Time Course and Cellular Distribution of Hsp27 and Hsp72 Stress Protein Expression in a Quantitative Gerbil Model of Ischemic Injury and Tolerance: Thresholds for Hsp72 Induction and Hilar Lesioning in the Context of Ischemic Preconditioning

Abstract

The distribution and time course of expression of the heat shock/stress proteins, hsp27 and hsp72, were evaluated in a highly controlled gerbil model of ischemic injury and tolerance induction, in which the duration of ischemic depolarization in each hippocampus provides a precise quantitative index of insult severity. Gerbils were subjected to brief priming insults (2- to 3.5-minute depolarization) that produce optimal preconditioning, to severe test insults (6- to 8.5-minute depolarization) that produce complete CA1 neuron loss in naive animals, or to combined insults administered 1 week apart, after which almost complete tolerance to CA1 neuron injury is observed.
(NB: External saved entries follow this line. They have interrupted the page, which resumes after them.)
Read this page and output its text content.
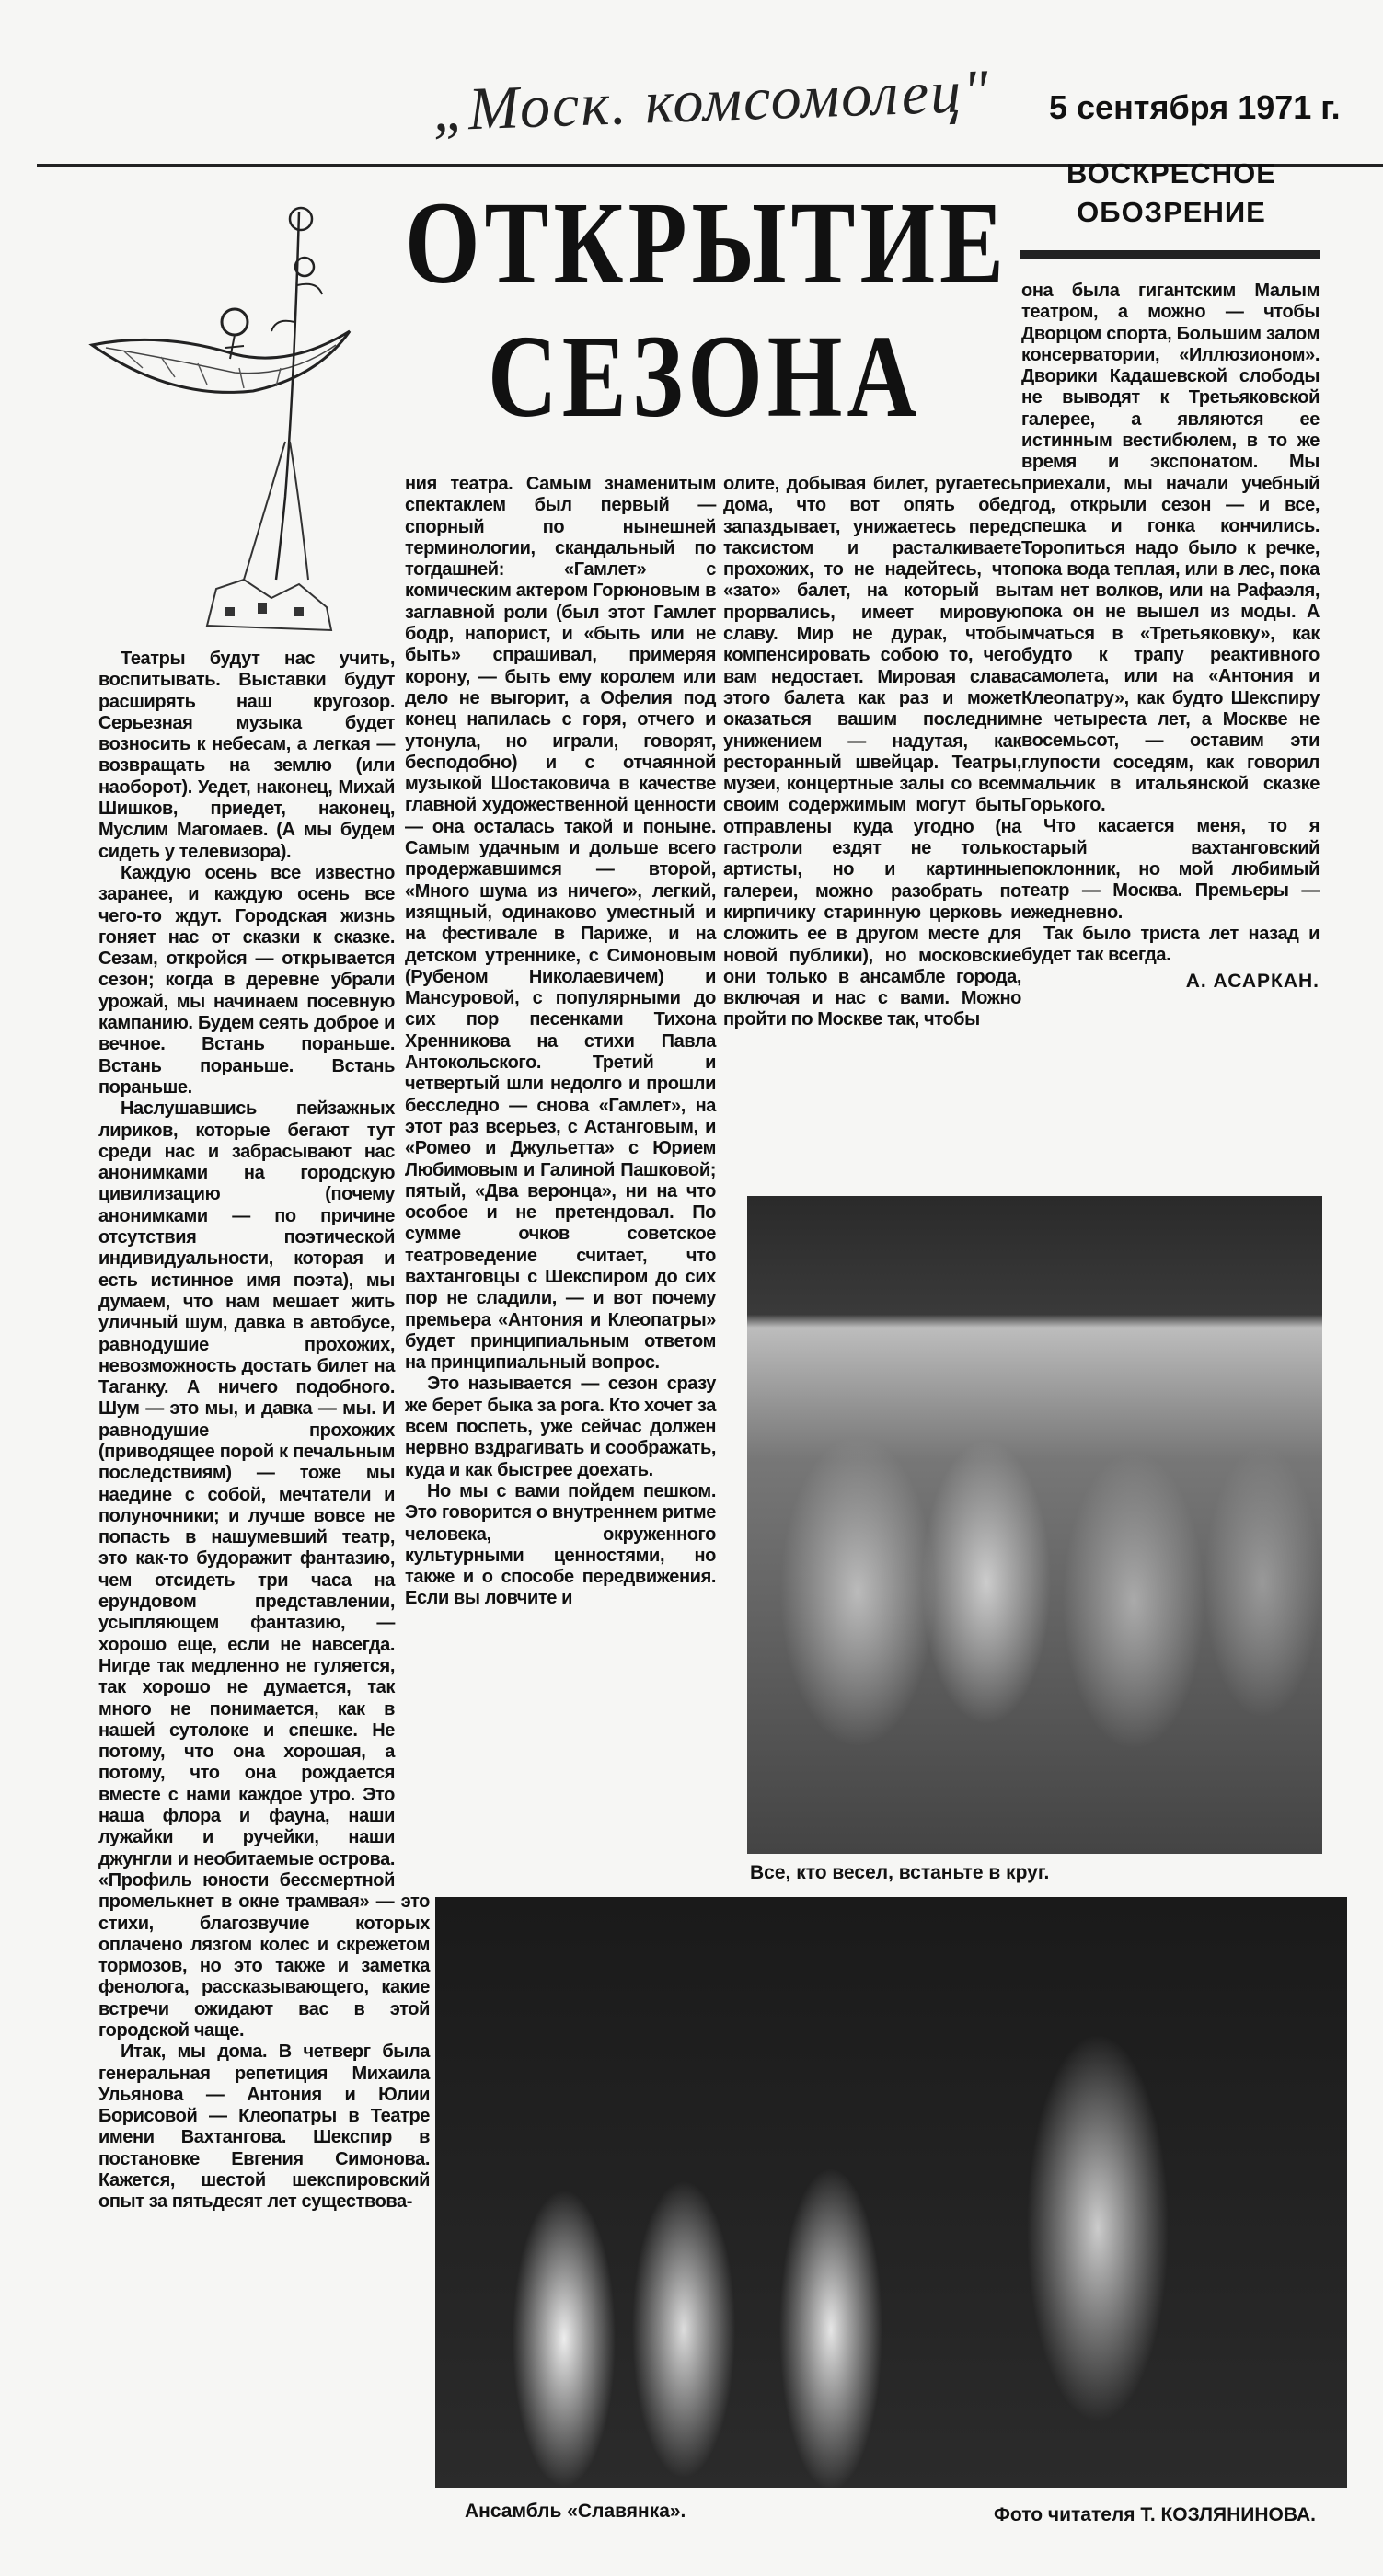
„Моск. комсомолец" 5 сентября 1971 г.
ВОСКРЕСНОЕ
ОБОЗРЕНИЕ
ОТКРЫТИЕ
СЕЗОНА

Театры будут нас учить, воспитывать. Выставки будут расширять наш кругозор. Серьезная музыка будет возносить к небесам, а легкая — возвращать на землю (или наоборот). Уедет, наконец, Михай Шишков, приедет, наконец, Муслим Магомаев. (А мы будем сидеть у телевизора).

Каждую осень все известно заранее, и каждую осень все чего-то ждут. Городская жизнь гоняет нас от сказки к сказке. Сезам, откройся — открывается сезон; когда в деревне убрали урожай, мы начинаем посевную кампанию. Будем сеять доброе и вечное. Встань пораньше. Встань пораньше. Встань пораньше.

Наслушавшись пейзажных лириков, которые бегают тут среди нас и забрасывают нас анонимками на городскую цивилизацию (почему анонимками — по причине отсутствия поэтической индивидуальности, которая и есть истинное имя поэта), мы думаем, что нам мешает жить уличный шум, давка в автобусе, равнодушие прохожих, невозможность достать билет на Таганку. А ничего подобного. Шум — это мы, и давка — мы. И равнодушие прохожих (приводящее порой к печальным последствиям) — тоже мы наедине с собой, мечтатели и полуночники; и лучше вовсе не попасть в нашумевший театр, это как-то будоражит фантазию, чем отсидеть три часа на ерундовом представлении, усыпляющем фантазию, — хорошо еще, если не навсегда. Нигде так медленно не гуляется, так хорошо не думается, так много не понимается, как в нашей сутолоке и спешке. Не потому, что она хорошая, а потому, что она рождается вместе с нами каждое утро. Это наша флора и фауна, наши лужайки и ручейки, наши джунгли и необитаемые острова. «Профиль юности бессмертной промелькнет в окне трамвая» — это стихи, благозвучие которых оплачено лязгом колес и скрежетом тормозов, но это также и заметка фенолога, рассказывающего, какие встречи ожидают вас в этой городской чаще.

Итак, мы дома. В четверг была генеральная репетиция Михаила Ульянова — Антония и Юлии Борисовой — Клеопатры в Театре имени Вахтангова. Шекспир в постановке Евгения Симонова. Кажется, шестой шекспировский опыт за пятьдесят лет существова-

ния театра. Самым знаменитым спектаклем был первый — спорный по нынешней терминологии, скандальный по тогдашней: «Гамлет» с комическим актером Горюновым в заглавной роли (был этот Гамлет бодр, напорист, и «быть или не быть» спрашивал, примеряя корону, — быть ему королем или дело не выгорит, а Офелия под конец напилась с горя, отчего и утонула, но играли, говорят, бесподобно) и с отчаянной музыкой Шостаковича в качестве главной художественной ценности — она осталась такой и поныне. Самым удачным и дольше всего продержавшимся — второй, «Много шума из ничего», легкий, изящный, одинаково уместный и на фестивале в Париже, и на детском утреннике, с Симоновым (Рубеном Николаевичем) и Мансуровой, с популярными до сих пор песенками Тихона Хренникова на стихи Павла Антокольского. Третий и четвертый шли недолго и прошли бесследно — снова «Гамлет», на этот раз всерьез, с Астанговым, и «Ромео и Джульетта» с Юрием Любимовым и Галиной Пашковой; пятый, «Два веронца», ни на что особое и не претендовал. По сумме очков советское театроведение считает, что вахтанговцы с Шекспиром до сих пор не сладили, — и вот почему премьера «Антония и Клеопатры» будет принципиальным ответом на принципиальный вопрос.

Это называется — сезон сразу же берет быка за рога. Кто хочет за всем поспеть, уже сейчас должен нервно вздрагивать и соображать, куда и как быстрее доехать.

Но мы с вами пойдем пешком. Это говорится о внутреннем ритме человека, окруженного культурными ценностями, но также и о способе передвижения. Если вы ловчите и

олите, добывая билет, ругаетесь дома, что вот опять обед запаздывает, унижаетесь перед таксистом и расталкиваете прохожих, то не надейтесь, что «зато» балет, на который вы прорвались, имеет мировую славу. Мир не дурак, чтобы компенсировать собою то, чего вам недостает. Мировая слава этого балета как раз и может оказаться вашим последним унижением — надутая, как ресторанный швейцар. Театры, музеи, концертные залы со всем своим содержимым могут быть отправлены куда угодно (на гастроли ездят не только артисты, но и картинные галереи, можно разобрать по кирпичику старинную церковь и сложить ее в другом месте для новой публики), но московские они только в ансамбле города, включая и нас с вами. Можно пройти по Москве так, чтобы

она была гигантским Малым театром, а можно — чтобы Дворцом спорта, Большим залом консерватории, «Иллюзионом». Дворики Кадашевской слободы не выводят к Третьяковской галерее, а являются ее истинным вестибюлем, в то же время и экспонатом. Мы приехали, мы начали учебный год, открыли сезон — и все, спешка и гонка кончились. Торопиться надо было к речке, пока вода теплая, или в лес, пока там нет волков, или на Рафаэля, пока он не вышел из моды. А мчаться в «Третьяковку», как будто к трапу реактивного самолета, или на «Антония и Клеопатру», как будто Шекспиру не четыреста лет, а Москве не восемьсот, — оставим эти глупости соседям, как говорил мальчик в итальянской сказке Горького.

Что касается меня, то я старый вахтанговский поклонник, но мой любимый театр — Москва. Премьеры — ежедневно.

Так было триста лет назад и будет так всегда.

А. АСАРКАН.
Все, кто весел, встаньте в круг.
Ансамбль «Славянка».	Фото читателя Т. КОЗЛЯНИНОВА.
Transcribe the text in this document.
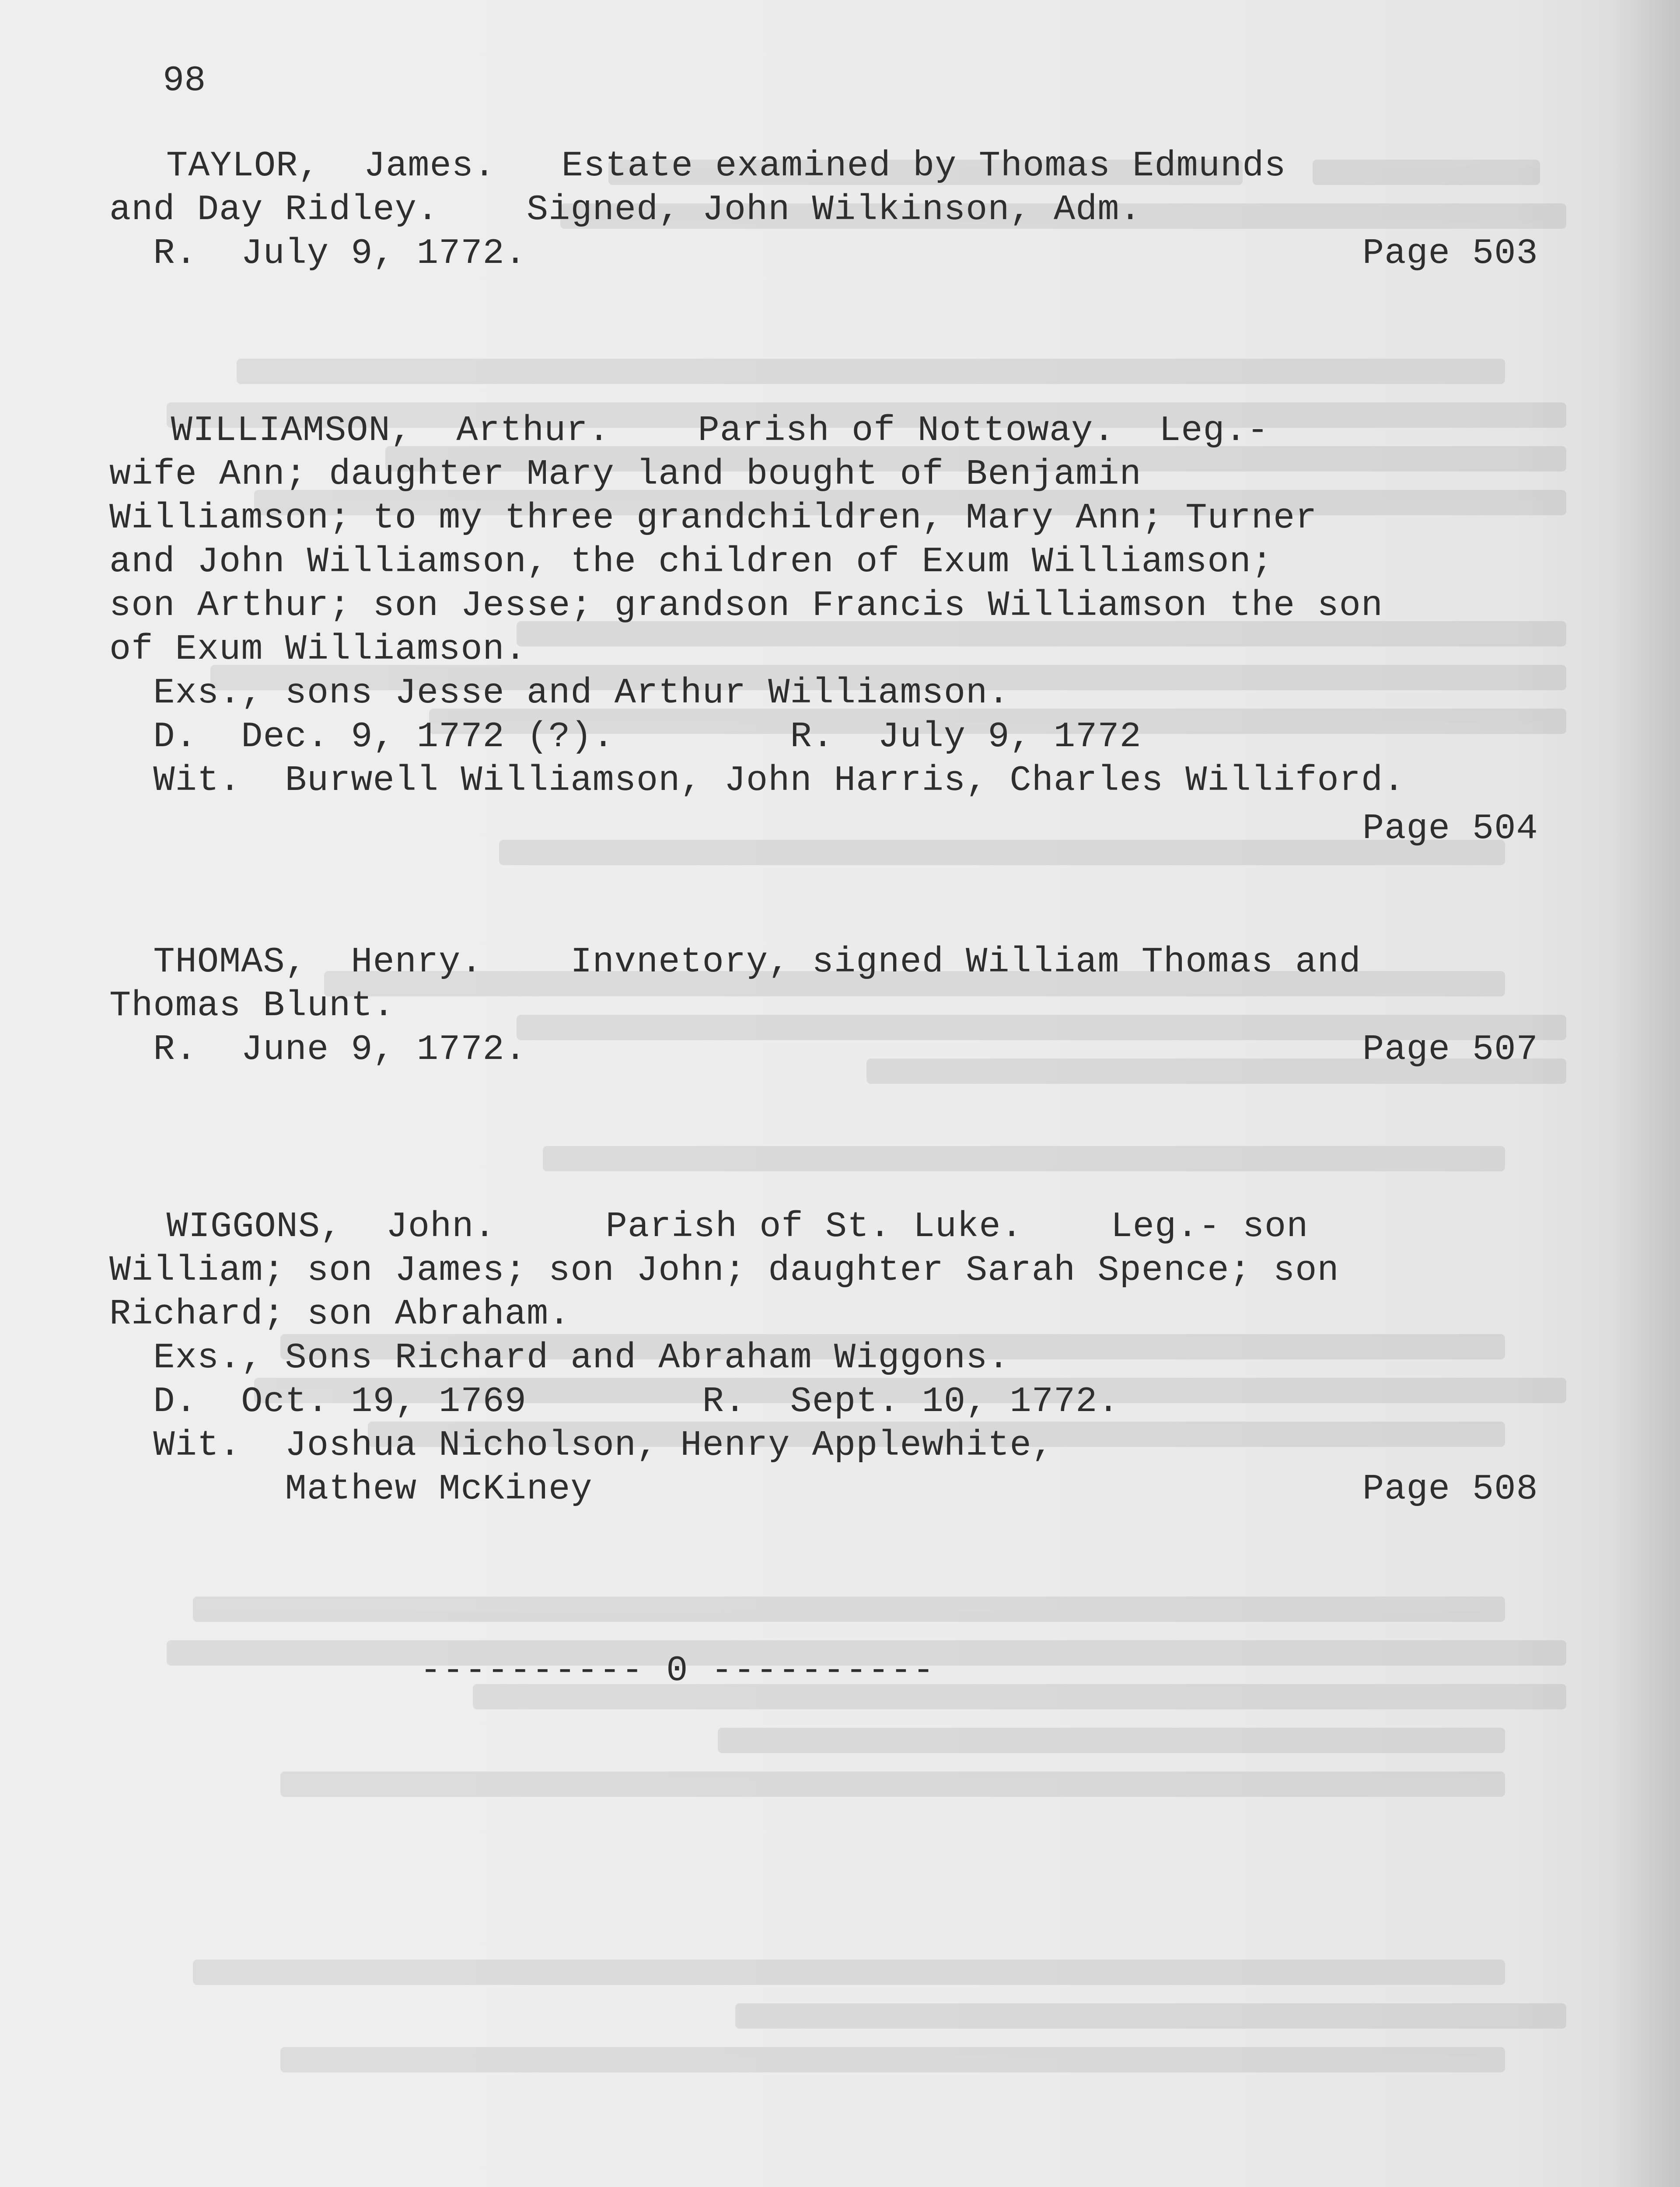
98
TAYLOR,  James.   Estate examined by Thomas Edmunds
and Day Ridley.    Signed, John Wilkinson, Adm.
R.  July 9, 1772.	Page 503
WILLIAMSON,  Arthur.    Parish of Nottoway.  Leg.-
wife Ann; daughter Mary land bought of Benjamin
Williamson; to my three grandchildren, Mary Ann; Turner
and John Williamson, the children of Exum Williamson;
son Arthur; son Jesse; grandson Francis Williamson the son
of Exum Williamson.
Exs., sons Jesse and Arthur Williamson.
D.  Dec. 9, 1772 (?).        R.  July 9, 1772
Wit.  Burwell Williamson, John Harris, Charles Williford.
Page 504
THOMAS,  Henry.    Invnetory, signed William Thomas and
Thomas Blunt.
R.  June 9, 1772.	Page 507
WIGGONS,  John.     Parish of St. Luke.    Leg.- son
William; son James; son John; daughter Sarah Spence; son
Richard; son Abraham.
Exs., Sons Richard and Abraham Wiggons.
D.  Oct. 19, 1769        R.  Sept. 10, 1772.
Wit.  Joshua Nicholson, Henry Applewhite,
Mathew McKiney	Page 508
---------- 0 ----------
Immunoreactivities of hsp27, hsp72, glial fibrillary acidic protein and microtubule-associated protein 2 (MAP2) were evaluated in animals perfused at defined intervals after the final insult in each treatment group, using a variation of established antigen-retrieval procedures that significantly improves detection of many proteins in vibratome brain sections. Hsp72 was detected in CA1 neurons of some hippocampi 2 to 4 days after preconditioning, but this was only seen after the longest priming depolarizations, whereas shorter insults that still induced optimal tolerance failed to induce hsp72. Hsp72 was induced after test insults in preconditioned hippocampi, but at a higher depolarization threshold than observed for naive animals. An astrocytic localization of hsp27 was observed in regions of neuron injury, as indicated by reduced MAP2 immunoreactivity, and was primarily restricted to dentate hilus after preconditioning insults. These results establish that limited hilar lesions are characteristic of optimal preconditioning, whereas prior neuronal expression of either hsp72 or hsp27 is not required for ischemic tolerance.